To reduce risk, models may need to be intentionally developed so as to lack certain dangerous capabilities—for example, by removing certain data from the training data—and to be sufficiently controllable. For the riskiest systems—such as those that could cause catastrophic damage if misused—we might need a “safety case” regime, where companies make an affirmative case to a regulator that these systems do not pose unacceptable risks to society. Much like in other safety-critical industries, such as pharmaceuticals, aviation, and nuclear power, it should be the companies’ responsibility to prove their products are safe enough, for example, via a broad range of safety evaluations. The role of regulators should be to probe the evidence presented to them and determine what risks are acceptable. Flipping the script—disallowing only those models that have been proved unsafe by the regulator—appears inappropriate, as the risks are high and industry has far more technical expertise than the regulator.

  • However, starting small, focusing on citizen needs, and communicating benefits and limitations clearly can help agencies overcome barriers.
  • Stakeholders must determine how AI attacks are likely to be used against their AI system, and then craft response plans for mitigating their effect.
  • We recently introduced the IBM Connected Trade Platform, designed to power the digitization of trade and supply chain financing and help organizations to transition from a fragmented to a data-driven supply chain.
  • The committees shall include the Advanced Aviation Advisory Committee, the Transforming Transportation Advisory Committee, and the Intelligent Transportation Systems Program Advisory Committee.

7 Eykholt, Kevin, et al. “Robust physical-world attacks on deep learning visual classification.” Proceedings of the IEEE Conference on Computer Vision and Pattern Recognition. 1 Eykholt, Kevin, et al. “Robust physical-world attacks on deep learning visual classification.” Proceedings of the IEEE Conference on Computer Vision and Pattern Recognition. Given the reality of how data is shared and repurposed, shared dependencies—and therefore vulnerabilities—among systems will be widespread for better or worse.

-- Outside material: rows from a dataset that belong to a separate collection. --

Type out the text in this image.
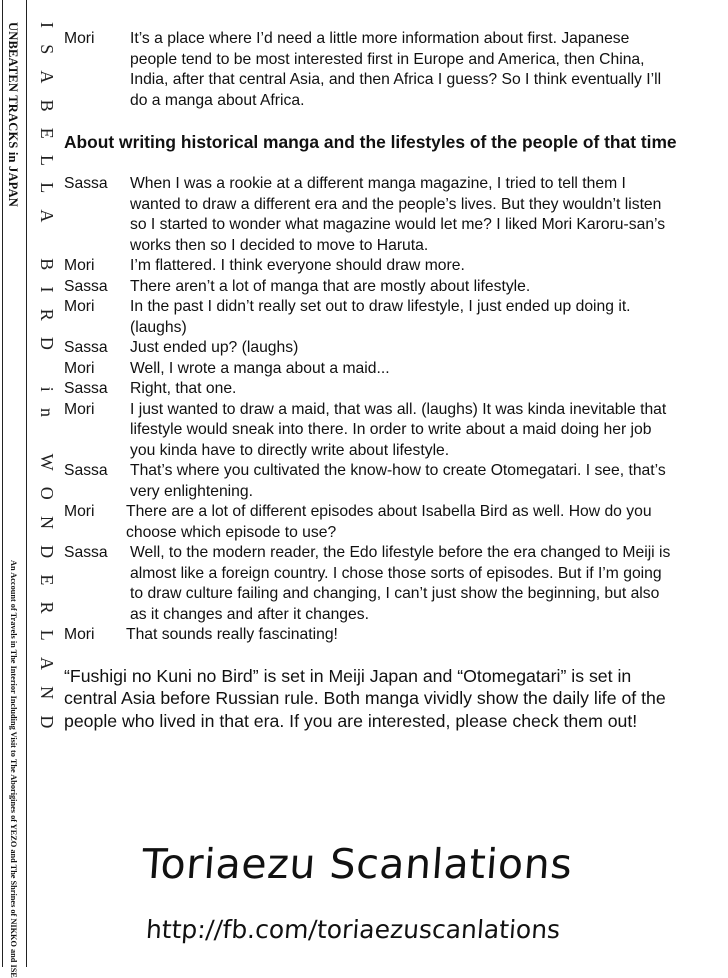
UNBEATEN TRACKS in JAPAN
An Account of Travels in The Interior Including Visit to The Aborigines of YEZO and The Shrines of NIKKO and ISE
ISABELLA BIRD in WONDERLAND Mori	It’s a place where I’d need a little more information about first. Japanese
people tend to be most interested first in Europe and America, then China,
India, after that central Asia, and then Africa I guess? So I think eventually I’ll
do a manga about Africa.
About writing historical manga and the lifestyles of the people of that time
Sassa	When I was a rookie at a different manga magazine, I tried to tell them I
wanted to draw a different era and the people’s lives. But they wouldn’t listen
so I started to wonder what magazine would let me? I liked Mori Karoru-san’s
works then so I decided to move to Haruta.
Mori	I’m flattered. I think everyone should draw more.
Sassa	There aren’t a lot of manga that are mostly about lifestyle.
Mori	In the past I didn’t really set out to draw lifestyle, I just ended up doing it.
(laughs)
Sassa	Just ended up? (laughs)
Mori	Well, I wrote a manga about a maid...
Sassa	Right, that one.
Mori	I just wanted to draw a maid, that was all. (laughs) It was kinda inevitable that
lifestyle would sneak into there. In order to write about a maid doing her job
you kinda have to directly write about lifestyle.
Sassa	That’s where you cultivated the know-how to create Otomegatari. I see, that’s
very enlightening.
Mori	There are a lot of different episodes about Isabella Bird as well. How do you
choose which episode to use?
Sassa	Well, to the modern reader, the Edo lifestyle before the era changed to Meiji is
almost like a foreign country. I chose those sorts of episodes. But if I’m going
to draw culture failing and changing, I can’t just show the beginning, but also
as it changes and after it changes.
Mori	That sounds really fascinating!
“Fushigi no Kuni no Bird” is set in Meiji Japan and “Otomegatari” is set in
central Asia before Russian rule. Both manga vividly show the daily life of the
people who lived in that era. If you are interested, please check them out!
Toriaezu Scanlations
http://fb.com/toriaezuscanlations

As a result, if this application was deemed easy to attack, an AI system may not be well suited to this particular application. Compliance programs will accomplish these goals by encouraging stakeholders to adopt a set of best practices in securing their systems and making them more robust against AI attacks. These best practices manage the entire lifecycle of AI systems in the face of AI attacks. In the planning stage, they will force stakeholders to consider attack risks and surfaces when planning and deploying AI systems. In the implementation stage, they will encourage adoption of IT-reforms that will make attacks more difficult to execute. In the mitigation stage for addressing attacks that will inevitably occur, they will require the deployment of previously created attack response plans.

Why is artificial intelligence important in national security?

Advances in AI will affect national security by driving change in three areas: military superiority, information superiority, and economic superiority. For military superiority, progress in AI will both enable new capabilities and make existing capabilities affordable to a broader range of actors.

Read more about Secure and Compliant AI for Governments here.

New AI Executive Order Outlines Sweeping Approach to AI – Wiley Rein

New AI Executive Order Outlines Sweeping Approach to AI.

Posted: Tue, 31 Oct 2023 07:00:00 GMT [source]

What are the issues with governance in AI?

Some of the key challenges regulators and companies will have to contend with include addressing ethical concerns (bias and discrimination), limiting misuse, managing data privacy and copyright protection, and ensuring the transparency and explainability of complex algorithms.

Why is artificial intelligence important in government?

By harnessing the power of AI, government agencies can gain valuable insights from vast amounts of data, helping them make informed and evidence-based decisions. AI-driven data analysis allows government officials to analyze complex data sets quickly and efficiently.